Terremoto Sicilia, eccolo: 80% Comuni senza piani, case costruite senza regole..

I pallini sono le scosse che hanno colpito la Sicilia negli ultimi 3 giorni (dal sito dell'Ingv)

PALERMO – Per i cinque milioni di cittadini che popolano la Sicilia ci sono appena 4.000 tende della protezione civile disponibili. Poco male, il campeggio non piace a tutti si potrebbe scherzare. Ma da scherzare c’è poco perché secondo diversi studiosi il “big one”, il terremoto devastante che prima o poi si abbatterà sull’isola, è imminente.

A dire il vero sono oltre 400 anni, dal lontano 1693, che i siciliani convivono con l’attesa del grande terremoto che colpirà la loro isola. Da allora di eventi sismici ce ne sono stati diversi, alcuni talmente lievi da essere impercettibili o quasi, altri invece forti, come quello che colpì il Belice nel 1968. Ma nessuno ha mai toccato la forza che il “grande terremoto” dovrebbe avere: 7,5 gradi della scala Richter.

Sono abituati quindi i siciliani a convivere con le scosse e soprattutto con l’attesa del grande terremoto. Un’abitudine vecchia di secoli, un’abitudine che ha voce, la voce dell’Etna che periodicamente si fa sentire e un’abitudine che si fa paura e diviene pressante ogni volta che altri terremoti colpiscono la nostra penisola. Eppure, nonostante questa abitudine, l’isola di Giovanni Verga sembra essere del tutto impreparata a questo evento atteso da 400 anni.

L’80% dei comuni isolani ha piani di emergenza vecchi o non ne ha affatto (dato della protezione civile regionale); le tende, come detto, a disposizione dei 5 milioni di siciliani sono appena 4mila; gli impianti, le aree petrolchimiche di Milazzo, Priolo e Gela sono “vecchi e non resisterebbero a forti scosse”, stando a quanto afferma Salvatore Cocina, capo dell’Arpa Sicilia.
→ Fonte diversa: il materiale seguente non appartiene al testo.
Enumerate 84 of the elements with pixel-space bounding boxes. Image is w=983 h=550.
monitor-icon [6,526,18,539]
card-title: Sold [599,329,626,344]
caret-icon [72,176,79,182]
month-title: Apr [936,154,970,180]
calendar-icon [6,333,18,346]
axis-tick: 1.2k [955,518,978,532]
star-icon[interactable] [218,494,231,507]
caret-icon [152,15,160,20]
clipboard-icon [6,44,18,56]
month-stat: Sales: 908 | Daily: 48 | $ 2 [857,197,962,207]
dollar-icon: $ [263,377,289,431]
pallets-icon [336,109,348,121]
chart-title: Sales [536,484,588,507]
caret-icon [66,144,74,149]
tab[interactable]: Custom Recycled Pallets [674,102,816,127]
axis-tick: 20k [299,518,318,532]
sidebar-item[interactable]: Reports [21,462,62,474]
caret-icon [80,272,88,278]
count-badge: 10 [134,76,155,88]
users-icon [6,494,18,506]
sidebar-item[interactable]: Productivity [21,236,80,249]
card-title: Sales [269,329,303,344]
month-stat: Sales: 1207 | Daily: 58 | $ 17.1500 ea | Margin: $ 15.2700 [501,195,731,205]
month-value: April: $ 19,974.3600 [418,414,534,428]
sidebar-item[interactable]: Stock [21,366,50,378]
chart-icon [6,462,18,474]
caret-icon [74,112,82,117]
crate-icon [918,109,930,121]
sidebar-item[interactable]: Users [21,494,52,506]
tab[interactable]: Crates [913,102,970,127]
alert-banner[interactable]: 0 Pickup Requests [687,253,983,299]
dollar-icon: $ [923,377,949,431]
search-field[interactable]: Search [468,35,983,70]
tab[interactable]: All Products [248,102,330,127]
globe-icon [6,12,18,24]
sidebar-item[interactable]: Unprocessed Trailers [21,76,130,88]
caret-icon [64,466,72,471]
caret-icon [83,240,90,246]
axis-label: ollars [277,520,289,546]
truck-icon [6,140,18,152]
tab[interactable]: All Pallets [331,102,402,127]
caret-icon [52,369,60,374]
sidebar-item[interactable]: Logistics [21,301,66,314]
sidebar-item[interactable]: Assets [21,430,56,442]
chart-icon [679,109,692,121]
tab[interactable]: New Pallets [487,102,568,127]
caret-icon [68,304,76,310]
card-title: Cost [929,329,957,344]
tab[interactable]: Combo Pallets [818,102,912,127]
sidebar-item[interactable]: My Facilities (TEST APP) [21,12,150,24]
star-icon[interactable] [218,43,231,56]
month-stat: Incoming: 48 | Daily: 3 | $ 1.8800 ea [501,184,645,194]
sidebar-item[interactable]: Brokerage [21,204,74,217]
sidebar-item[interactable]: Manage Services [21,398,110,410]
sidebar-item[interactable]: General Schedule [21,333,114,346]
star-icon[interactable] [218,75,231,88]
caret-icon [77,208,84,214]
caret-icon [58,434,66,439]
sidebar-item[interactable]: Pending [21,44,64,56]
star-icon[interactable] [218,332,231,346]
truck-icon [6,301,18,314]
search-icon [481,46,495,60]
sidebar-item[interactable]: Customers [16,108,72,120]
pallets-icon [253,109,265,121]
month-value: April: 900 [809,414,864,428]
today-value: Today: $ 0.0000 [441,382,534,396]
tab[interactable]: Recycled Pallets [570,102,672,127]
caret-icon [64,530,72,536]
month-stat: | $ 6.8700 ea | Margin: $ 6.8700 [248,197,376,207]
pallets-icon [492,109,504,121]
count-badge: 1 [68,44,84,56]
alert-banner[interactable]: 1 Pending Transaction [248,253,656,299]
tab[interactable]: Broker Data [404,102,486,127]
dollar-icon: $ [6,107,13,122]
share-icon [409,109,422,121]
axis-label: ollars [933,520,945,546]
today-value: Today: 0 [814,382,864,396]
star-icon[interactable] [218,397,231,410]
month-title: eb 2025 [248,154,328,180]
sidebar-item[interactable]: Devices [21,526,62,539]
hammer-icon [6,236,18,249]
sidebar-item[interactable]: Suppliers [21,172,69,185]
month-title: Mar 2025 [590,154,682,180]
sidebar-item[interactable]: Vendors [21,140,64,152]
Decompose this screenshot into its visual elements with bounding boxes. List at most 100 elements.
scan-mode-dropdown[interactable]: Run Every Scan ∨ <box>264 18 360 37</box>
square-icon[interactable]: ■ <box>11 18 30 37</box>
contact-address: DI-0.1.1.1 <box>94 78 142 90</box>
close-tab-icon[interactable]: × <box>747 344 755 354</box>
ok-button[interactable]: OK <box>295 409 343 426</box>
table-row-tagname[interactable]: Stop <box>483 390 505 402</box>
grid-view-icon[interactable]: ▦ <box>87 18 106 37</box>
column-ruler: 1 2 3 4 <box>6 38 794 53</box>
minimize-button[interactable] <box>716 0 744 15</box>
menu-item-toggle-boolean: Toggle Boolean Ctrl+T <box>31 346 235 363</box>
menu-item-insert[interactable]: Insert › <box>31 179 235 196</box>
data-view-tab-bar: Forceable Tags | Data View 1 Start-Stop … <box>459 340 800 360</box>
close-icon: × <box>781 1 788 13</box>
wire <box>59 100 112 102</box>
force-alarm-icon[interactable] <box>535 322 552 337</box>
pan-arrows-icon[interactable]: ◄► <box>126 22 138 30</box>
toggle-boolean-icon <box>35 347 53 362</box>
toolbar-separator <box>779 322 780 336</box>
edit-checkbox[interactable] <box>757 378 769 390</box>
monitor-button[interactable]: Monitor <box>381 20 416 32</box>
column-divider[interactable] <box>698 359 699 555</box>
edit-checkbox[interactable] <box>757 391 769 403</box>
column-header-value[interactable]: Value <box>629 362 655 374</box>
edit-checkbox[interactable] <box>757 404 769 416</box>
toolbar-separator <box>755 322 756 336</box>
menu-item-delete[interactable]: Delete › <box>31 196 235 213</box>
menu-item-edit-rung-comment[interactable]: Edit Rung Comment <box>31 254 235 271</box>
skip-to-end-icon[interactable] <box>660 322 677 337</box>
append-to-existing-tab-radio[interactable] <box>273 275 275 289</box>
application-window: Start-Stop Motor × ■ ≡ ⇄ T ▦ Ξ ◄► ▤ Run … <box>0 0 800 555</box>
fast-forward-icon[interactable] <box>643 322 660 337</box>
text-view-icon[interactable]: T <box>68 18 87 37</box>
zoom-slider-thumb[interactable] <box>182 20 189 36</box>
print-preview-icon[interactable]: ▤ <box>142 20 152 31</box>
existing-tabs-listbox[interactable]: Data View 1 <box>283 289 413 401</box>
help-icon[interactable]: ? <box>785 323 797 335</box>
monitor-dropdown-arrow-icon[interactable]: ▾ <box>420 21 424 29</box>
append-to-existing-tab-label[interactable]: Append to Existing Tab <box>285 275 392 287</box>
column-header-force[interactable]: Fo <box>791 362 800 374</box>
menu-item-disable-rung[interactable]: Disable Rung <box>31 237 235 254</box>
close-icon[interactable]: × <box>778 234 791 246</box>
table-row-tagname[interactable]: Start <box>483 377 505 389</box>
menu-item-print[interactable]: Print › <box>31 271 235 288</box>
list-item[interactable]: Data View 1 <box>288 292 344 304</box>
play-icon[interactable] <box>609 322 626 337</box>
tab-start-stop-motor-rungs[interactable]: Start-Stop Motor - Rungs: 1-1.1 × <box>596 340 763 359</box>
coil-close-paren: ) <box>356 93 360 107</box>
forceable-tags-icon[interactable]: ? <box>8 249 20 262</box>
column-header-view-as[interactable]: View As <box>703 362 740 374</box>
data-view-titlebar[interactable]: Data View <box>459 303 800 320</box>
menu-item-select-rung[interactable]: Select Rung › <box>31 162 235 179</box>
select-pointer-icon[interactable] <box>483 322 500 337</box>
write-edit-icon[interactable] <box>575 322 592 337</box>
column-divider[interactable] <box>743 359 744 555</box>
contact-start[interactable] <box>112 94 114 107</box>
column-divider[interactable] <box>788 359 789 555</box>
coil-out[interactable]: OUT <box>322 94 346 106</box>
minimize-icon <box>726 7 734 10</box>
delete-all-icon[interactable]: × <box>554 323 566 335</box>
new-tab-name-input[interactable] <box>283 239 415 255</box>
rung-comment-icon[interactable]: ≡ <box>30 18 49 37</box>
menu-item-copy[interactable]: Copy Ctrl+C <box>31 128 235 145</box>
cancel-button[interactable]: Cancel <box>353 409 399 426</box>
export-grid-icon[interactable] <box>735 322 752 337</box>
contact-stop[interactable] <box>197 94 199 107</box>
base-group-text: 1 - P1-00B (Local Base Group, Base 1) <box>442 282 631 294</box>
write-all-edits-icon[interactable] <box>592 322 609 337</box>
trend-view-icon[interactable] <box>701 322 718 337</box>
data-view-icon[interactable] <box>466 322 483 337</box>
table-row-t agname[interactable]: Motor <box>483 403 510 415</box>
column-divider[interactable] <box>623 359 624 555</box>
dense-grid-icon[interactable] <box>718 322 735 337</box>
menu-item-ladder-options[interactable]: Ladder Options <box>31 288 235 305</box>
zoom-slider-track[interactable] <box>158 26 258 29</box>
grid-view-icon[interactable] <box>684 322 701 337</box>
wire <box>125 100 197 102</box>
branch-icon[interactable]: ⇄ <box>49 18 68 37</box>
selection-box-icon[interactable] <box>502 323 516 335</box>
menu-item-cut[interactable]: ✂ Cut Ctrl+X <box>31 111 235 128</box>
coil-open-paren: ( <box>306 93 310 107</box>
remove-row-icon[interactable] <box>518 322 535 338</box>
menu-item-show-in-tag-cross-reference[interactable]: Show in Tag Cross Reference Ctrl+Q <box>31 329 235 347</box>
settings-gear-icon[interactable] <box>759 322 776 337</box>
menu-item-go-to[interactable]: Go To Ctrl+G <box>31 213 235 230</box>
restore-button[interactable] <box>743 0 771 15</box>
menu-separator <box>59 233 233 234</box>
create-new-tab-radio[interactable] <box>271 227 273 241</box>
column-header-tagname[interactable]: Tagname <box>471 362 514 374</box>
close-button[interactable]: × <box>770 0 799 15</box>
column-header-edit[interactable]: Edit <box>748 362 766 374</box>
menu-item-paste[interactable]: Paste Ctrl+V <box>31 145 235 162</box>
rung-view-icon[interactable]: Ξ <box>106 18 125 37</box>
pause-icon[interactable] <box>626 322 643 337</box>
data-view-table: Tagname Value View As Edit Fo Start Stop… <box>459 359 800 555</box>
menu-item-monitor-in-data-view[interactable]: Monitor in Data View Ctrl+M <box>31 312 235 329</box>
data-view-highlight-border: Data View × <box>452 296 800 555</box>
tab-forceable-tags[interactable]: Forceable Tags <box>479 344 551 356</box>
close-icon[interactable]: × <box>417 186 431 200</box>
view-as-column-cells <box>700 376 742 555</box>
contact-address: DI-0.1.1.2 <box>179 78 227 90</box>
E poi il patrimonio edilizio pubblico e privato per cui “non c’è una legge che imponga di mettere in sicurezza gli edifici”, come riconosce Pietro Lo Monaco, responsabile della Protezione Civile dell’isola. “In questi anni non è stato fatto nemmeno il censimento e il monitoraggio per capire cosa può resistere e cosa no” ricorda Enzo Parisi di Legambiente.

Su queste basi le polemiche nate dalle parole di Alessandro Martinelli, direttore dell’Enea di Bologna, all’indomani del terremoto in Emilia: “Ora tocca al sud, in particolare Sicilia e Calabria”, e dalle controverse previsioni di diversi studiosi, alcune delle quali danno per imminente il “big one” mentre altre non indicano tempi, appaiono alquanto sterili. A cosa serve infatti sapere se e quando ci sarà il terremoto se la prevenzione è pari a zero? Ovviamente a nulla.

Se gli studiosi divergono e litigano sui tempi in cui ci si deve aspettare il “terremotone”, concordano invece sul fatto che questo ci sarà. E sono d’accordo su questo punto probabilmente non dal 1600, ma almeno da una trentina d’anni. Tanto è vero che già nel 1985 la Protezione Civile aveva invitato le autorità siciliane a predisporre piani di emergenza in vista di una forte scossa attesa nella Sicilia orientale nei successivi 15 anni. I tre lustri indicati sono trascorsi fortunatamente senza terremoto, ma anche senza nessuna iniziativa presa per mettere in sicurezza edifici ma nemmeno per organizzare il “day after”. Trascorsi, almeno da questo punto di vista, inutilmente. Eppure che la Sicilia, e in particolare la parte orientale, sia una zona soggetta a terremoti, anche forti, lo insegna la storia e non ci vuole certo la palla di vetro per sapere che scosse ce ne sono state e ce ne saranno. L’attività vulcanica della zona ne è una testimonianza che non è certo nascosta.

L’Enea, sempre attraverso Martinelli, ha previsto il “grande terremoto” entro i prossimi 24 mesi al massimo. L’Ingv non è affatto d’accordo sui tempi e sui metodi usati per calcolarli, ma se negli ultimi 27 anni (dall’allarme dell’85) nulla è stato fatto, certo non saranno un paio d’anni in più a cambiare le cose.